Non ho mai avuto enormi pulsioni natalizie, però è un fatto che a Natale, ultimamente, la gente con me è in imbarazzo.
Come forse noto ai frequentatori degli albori di questo blog, mio padre ha fatto l’ultimo dei suoi molti check-in un 23 di dicembre.
Mentirei se dicessi che associo la cosa al Natale. Sono gli altri che associano me a questo evento e al Natale. Per carità, s’apprezza pure la delicatezza, ma questa cosa dopo un po’, non so come spiegarlo, pesa.
Mio padre manca a Natale, non per essere morto nei giorni del Natale, ma per il non esserci a Natale. C’è una differenza. E direi non sottile. Perchè l’assenza è qualcosa che si manifesta pure se uno fosse morto a ferragosto, piuttosto che a giugno, o a settembre.
Poi c’è un’altra questione. Alcuni pensano che quei giorni tornino alla memoria durante la ricorrenza. Quei giorni, permettetemi, si scolpiscono nella mente di chi resta, soprattutto se uno muore di malattia e non di un augurabile colpo secco. Cioè non è che li ricordi o li dimentichi a seconda del periodo dell’anno.
E a proposito di quei giorni. Se non piangi (o ti contieni) ti dicono che sei forte. Ecco, anche lì, non è che si è forti. E’ che le lacrime te le sei già piante tutte e con gli interessi in quella lenta agonia che accompagna la consapevolezza dell’inevitabile.
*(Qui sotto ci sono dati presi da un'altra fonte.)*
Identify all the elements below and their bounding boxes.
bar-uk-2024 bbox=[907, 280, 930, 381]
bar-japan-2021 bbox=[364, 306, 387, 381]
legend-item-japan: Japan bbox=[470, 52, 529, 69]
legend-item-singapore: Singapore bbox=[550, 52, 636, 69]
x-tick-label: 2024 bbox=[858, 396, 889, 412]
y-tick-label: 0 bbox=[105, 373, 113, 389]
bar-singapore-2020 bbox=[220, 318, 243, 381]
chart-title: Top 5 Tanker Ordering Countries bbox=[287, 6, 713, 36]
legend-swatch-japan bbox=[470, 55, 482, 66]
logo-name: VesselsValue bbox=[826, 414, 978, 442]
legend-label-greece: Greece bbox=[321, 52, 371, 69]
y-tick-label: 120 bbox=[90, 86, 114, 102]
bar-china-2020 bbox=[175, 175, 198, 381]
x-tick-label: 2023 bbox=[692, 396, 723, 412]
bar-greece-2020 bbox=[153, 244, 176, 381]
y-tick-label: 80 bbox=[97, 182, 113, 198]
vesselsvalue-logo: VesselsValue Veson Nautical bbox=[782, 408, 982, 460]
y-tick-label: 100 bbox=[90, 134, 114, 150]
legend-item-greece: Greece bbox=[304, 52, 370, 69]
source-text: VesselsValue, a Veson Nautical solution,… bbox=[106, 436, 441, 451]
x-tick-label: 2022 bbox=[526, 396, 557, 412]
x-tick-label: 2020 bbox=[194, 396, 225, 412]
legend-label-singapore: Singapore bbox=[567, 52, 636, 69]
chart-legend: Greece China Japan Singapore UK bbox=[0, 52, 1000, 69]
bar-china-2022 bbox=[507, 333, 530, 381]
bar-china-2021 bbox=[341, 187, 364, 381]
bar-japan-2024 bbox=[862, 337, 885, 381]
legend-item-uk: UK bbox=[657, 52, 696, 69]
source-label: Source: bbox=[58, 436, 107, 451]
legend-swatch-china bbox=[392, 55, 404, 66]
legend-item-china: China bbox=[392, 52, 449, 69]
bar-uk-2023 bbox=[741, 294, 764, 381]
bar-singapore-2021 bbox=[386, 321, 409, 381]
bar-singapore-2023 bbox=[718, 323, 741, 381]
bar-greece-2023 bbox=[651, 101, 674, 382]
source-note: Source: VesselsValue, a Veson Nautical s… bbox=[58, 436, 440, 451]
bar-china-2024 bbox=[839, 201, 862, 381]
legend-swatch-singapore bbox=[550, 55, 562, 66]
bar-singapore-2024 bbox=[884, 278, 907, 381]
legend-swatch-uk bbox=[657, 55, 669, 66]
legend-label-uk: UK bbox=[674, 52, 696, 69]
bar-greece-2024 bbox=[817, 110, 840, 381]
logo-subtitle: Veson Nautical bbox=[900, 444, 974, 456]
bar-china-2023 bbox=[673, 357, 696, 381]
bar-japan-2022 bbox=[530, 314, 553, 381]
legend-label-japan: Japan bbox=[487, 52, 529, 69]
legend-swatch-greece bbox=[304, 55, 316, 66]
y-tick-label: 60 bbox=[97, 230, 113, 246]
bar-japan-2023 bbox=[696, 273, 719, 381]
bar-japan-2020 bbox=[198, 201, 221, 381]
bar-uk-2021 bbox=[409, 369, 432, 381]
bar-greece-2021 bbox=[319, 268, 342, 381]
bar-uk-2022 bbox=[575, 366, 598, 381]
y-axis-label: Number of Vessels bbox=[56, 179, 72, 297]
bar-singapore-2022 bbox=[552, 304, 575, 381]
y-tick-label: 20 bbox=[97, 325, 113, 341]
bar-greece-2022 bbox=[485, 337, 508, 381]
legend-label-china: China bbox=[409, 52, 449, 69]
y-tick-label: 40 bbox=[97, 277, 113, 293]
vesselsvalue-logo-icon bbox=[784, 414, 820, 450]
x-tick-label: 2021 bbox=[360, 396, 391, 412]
Perchè lo dico qua e non alla gente imbarazzata, vi chiederete ora. Perchè questo è il mio blog, e, occasionalmente, ci abbozzo i miei pensieri. Poi perchè, magari li sottovaluto, ma son convinta che, in percentuale, mi capirebbe il 10% e non ho voglia di passare per più strana di quel che sembro, che dopo un po’ anche far la figura della sghemba, rompe.
E gli auguri, ragazzi, ce li facciamo un po’ più in là, eh.